Wednesday, September 14, 2011

Going Out on a Limb


I can't decide on which sentence to begin this post. The two top candidates are a) "Let the games begin!" or b) "It seemed like a good idea at the time."

I've never joined a CSA before. I'm usually never in one place long enough to enjoy it.* That, and whenever I am home I can't even eat all the produce that's sprung up in my own garden.

But this year, I found a CSA too good to pass up. It's called Out on a Limb, and it focuses exclusively on apples, glorious apples, in all sizes and shapes and tastes and textures, from modern graftings to ancient varieties people have been using to keep the ol' doctor away for hundreds of years.

The first pick-up was today, and it'll keep happening every other week until November. I'm so excited I can barely contain myself.

The kind folks at Rabelais Books offered up their space as Temporary Apple Depot, so there I went. All the apples are neatly bagged and labeled in a long row under the store's giant plate-glass window. You simply walk down the row, trick-or-treat style, and pop a bag of each variety into your own, far bigger tote bag. Some of the apple bags are big and heavy, a few are tiny and light with just one or two samples to whet your appetite.

While I was there chatting with Samantha, the bright and devilishly funny owner of Rabelais, people kept streaming in to pick up their bags, and everybody had the same sense of giddiness. Apples! All those apples! One woman had kept her son out of school for the day so he could join his younger sister and mother on their apple-picking expedition. He promptly unearthed the largest apple of their stash - nearly as big as his head - and bit into it. The last I saw of him, he was lying on the floor in a blissful apple stupor with just the core in his hand.

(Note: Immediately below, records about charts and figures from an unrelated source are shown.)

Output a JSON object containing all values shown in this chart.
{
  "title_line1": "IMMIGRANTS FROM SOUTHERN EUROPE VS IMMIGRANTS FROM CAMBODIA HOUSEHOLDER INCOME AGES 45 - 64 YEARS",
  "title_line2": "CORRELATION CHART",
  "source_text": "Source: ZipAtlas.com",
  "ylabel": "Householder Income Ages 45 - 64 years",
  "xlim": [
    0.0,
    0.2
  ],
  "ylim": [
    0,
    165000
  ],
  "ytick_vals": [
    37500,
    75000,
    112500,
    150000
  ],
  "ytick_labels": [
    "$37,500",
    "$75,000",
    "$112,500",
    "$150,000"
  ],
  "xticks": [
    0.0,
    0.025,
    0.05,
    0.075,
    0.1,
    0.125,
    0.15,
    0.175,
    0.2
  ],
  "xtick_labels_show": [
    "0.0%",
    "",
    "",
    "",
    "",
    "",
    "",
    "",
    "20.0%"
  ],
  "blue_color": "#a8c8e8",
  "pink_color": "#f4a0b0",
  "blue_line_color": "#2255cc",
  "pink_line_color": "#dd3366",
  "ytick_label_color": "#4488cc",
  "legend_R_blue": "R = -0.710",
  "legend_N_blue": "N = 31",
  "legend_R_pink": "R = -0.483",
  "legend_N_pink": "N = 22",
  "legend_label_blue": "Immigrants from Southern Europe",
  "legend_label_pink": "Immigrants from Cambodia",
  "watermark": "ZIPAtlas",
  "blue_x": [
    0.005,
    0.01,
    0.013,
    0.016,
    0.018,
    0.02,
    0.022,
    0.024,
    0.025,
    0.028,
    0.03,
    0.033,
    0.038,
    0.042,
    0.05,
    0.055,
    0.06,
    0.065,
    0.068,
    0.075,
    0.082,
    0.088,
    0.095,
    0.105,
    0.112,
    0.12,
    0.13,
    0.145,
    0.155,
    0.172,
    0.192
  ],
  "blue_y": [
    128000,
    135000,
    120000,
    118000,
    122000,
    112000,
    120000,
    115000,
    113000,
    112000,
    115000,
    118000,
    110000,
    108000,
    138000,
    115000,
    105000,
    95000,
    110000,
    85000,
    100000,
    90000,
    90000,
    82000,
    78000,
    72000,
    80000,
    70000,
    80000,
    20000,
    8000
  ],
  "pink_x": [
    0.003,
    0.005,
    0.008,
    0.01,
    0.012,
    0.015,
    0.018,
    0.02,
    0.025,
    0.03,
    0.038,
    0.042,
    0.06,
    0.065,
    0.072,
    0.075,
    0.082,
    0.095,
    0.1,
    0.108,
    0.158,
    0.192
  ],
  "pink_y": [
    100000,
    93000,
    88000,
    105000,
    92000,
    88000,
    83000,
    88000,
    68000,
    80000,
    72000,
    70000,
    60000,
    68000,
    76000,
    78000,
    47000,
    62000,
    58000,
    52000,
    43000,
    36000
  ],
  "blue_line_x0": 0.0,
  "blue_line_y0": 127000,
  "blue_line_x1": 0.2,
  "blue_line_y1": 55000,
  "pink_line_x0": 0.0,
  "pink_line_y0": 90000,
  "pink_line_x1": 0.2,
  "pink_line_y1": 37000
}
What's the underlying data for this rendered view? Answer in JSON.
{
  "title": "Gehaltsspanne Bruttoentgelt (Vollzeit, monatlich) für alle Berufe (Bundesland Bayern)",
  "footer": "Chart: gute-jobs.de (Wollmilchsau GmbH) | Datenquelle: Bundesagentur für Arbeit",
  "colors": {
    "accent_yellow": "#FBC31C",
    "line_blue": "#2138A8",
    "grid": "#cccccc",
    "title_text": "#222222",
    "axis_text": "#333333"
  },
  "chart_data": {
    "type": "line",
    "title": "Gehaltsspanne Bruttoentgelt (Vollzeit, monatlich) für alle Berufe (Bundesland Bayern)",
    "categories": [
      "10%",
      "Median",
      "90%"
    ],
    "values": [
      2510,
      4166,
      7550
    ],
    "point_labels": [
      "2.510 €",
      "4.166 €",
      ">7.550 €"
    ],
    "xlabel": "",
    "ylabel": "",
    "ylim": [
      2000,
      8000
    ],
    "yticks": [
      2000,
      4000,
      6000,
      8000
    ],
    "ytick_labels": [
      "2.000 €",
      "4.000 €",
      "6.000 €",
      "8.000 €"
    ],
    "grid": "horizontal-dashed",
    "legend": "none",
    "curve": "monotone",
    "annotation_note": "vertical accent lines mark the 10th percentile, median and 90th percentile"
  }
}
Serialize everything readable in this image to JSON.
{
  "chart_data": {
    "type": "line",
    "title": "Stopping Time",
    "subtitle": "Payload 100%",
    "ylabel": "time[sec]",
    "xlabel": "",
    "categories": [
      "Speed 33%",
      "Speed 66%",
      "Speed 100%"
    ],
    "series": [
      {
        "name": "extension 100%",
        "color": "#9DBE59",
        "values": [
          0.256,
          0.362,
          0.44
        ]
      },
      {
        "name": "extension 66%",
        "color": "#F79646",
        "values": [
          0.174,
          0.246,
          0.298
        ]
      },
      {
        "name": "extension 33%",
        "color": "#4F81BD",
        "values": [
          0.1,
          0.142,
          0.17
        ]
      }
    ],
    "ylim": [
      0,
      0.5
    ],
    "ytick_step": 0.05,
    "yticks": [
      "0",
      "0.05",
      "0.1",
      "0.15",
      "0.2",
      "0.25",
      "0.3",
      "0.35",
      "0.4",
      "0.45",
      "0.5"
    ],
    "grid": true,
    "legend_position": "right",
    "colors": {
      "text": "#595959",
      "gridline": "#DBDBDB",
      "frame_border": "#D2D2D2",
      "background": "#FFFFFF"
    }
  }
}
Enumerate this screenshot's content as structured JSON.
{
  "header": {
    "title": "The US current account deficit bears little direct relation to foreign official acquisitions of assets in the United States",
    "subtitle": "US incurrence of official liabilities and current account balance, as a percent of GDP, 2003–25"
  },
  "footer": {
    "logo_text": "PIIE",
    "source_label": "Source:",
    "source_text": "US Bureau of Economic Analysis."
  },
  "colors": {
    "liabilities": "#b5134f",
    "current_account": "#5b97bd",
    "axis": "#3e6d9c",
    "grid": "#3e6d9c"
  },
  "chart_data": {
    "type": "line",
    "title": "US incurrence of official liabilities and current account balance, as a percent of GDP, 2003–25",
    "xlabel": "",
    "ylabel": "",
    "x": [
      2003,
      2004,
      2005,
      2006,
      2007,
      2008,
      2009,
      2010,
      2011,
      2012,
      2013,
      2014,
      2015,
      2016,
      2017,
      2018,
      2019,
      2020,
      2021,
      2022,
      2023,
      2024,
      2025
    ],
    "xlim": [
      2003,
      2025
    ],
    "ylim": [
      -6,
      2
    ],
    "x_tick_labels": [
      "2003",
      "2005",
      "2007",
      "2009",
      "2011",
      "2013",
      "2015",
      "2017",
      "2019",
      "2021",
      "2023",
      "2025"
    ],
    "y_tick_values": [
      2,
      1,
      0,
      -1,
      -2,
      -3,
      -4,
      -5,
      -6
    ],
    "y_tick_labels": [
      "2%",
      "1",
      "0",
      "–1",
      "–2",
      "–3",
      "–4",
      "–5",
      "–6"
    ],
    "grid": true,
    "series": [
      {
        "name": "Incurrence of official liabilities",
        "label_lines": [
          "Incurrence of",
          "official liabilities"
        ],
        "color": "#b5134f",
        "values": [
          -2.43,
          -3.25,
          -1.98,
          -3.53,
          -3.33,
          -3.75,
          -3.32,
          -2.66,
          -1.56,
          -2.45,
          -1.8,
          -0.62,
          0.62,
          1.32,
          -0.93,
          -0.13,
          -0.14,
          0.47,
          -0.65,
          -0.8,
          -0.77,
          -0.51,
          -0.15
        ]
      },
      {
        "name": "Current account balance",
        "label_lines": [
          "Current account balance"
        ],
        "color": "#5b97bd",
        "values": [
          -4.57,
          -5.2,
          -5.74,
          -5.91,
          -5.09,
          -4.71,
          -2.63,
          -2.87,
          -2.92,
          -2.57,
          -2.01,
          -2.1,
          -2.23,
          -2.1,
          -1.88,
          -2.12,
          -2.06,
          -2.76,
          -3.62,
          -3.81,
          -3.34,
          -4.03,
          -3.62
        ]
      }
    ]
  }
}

What to do with all these apples? That is the question du jour. They don't send you away clueless. We all received a newsletter - a vast and colorful piece of research and writing - explaining the backgrounds of each apple, the best ways to prepare it, recipes you may want to try, and even introducing you to the people who would be picking your apples over the coming weeks.

But the first order of business: Which one should I try first?

*I already think there may be at least one week when I won't be around to enjoy my shipment. If you're in the PWM area and interested, drop me a line at Clara AT knittersreview DOT com.